What do you think of compare to DJI RS3 compare?

Should you purchase DJI RS 3? DJI RS 3?

DJI has made some very welcomed improvements to some of the most problematic areas of their Gimbals with RS. If I were buying my first gimbal I would not hesitate to buy these at a discount to models of the last generation.

But , do existing gimbal owners upgrade to the latest RS 3 Pro or RS 3? Based on your camera’s setup, and setup, the longer arms on the Pro model may be worth the cost of admission by itself. Particularly since the price and weight of Ronin 2 or Movi Pro aren’t a viable choice for many creators who are solo.
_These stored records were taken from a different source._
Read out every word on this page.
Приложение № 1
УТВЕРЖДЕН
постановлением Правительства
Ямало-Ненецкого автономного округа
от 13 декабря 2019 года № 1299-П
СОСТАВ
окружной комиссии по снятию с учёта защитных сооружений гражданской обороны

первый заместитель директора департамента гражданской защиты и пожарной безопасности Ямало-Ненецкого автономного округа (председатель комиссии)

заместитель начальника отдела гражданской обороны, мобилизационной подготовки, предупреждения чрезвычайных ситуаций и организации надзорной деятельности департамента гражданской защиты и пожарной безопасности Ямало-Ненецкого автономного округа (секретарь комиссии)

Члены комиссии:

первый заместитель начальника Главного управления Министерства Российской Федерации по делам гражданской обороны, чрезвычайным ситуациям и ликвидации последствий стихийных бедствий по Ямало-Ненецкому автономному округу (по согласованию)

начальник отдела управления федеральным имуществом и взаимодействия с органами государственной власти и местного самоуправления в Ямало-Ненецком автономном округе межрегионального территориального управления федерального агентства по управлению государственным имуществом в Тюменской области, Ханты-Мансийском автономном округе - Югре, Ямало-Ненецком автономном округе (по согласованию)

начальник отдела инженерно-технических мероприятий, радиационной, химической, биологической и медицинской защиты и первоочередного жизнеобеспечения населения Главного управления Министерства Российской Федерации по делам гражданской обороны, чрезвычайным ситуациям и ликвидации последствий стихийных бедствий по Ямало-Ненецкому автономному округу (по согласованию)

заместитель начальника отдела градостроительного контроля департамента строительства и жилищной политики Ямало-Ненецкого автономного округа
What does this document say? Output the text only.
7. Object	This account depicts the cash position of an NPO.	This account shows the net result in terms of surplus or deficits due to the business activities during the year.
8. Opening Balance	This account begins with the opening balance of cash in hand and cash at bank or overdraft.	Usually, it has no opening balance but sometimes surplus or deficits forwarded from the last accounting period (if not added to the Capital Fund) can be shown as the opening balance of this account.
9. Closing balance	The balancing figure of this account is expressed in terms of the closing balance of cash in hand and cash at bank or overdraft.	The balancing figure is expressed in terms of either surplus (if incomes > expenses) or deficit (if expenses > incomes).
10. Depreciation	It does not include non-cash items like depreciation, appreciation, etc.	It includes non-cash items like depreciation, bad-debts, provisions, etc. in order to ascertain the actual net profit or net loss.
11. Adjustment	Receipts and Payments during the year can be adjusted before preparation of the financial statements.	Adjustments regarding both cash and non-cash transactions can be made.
Some crews will find having the option to use DJI Transmission DJI Transmission system on set can be an enormous benefit, but it’s not supported by RS 2. The majority of the current accessories of the ecosystem from DJI and Tilta including the various handle and power options are still available in conjunction with an RS 3 Pro however.

If you’re comfortable with balancing your camera using the RS 2 / RSC 2 and don’t anticipate buying the new Transmission System or LiDAR module (both rather expensive) I would not bother.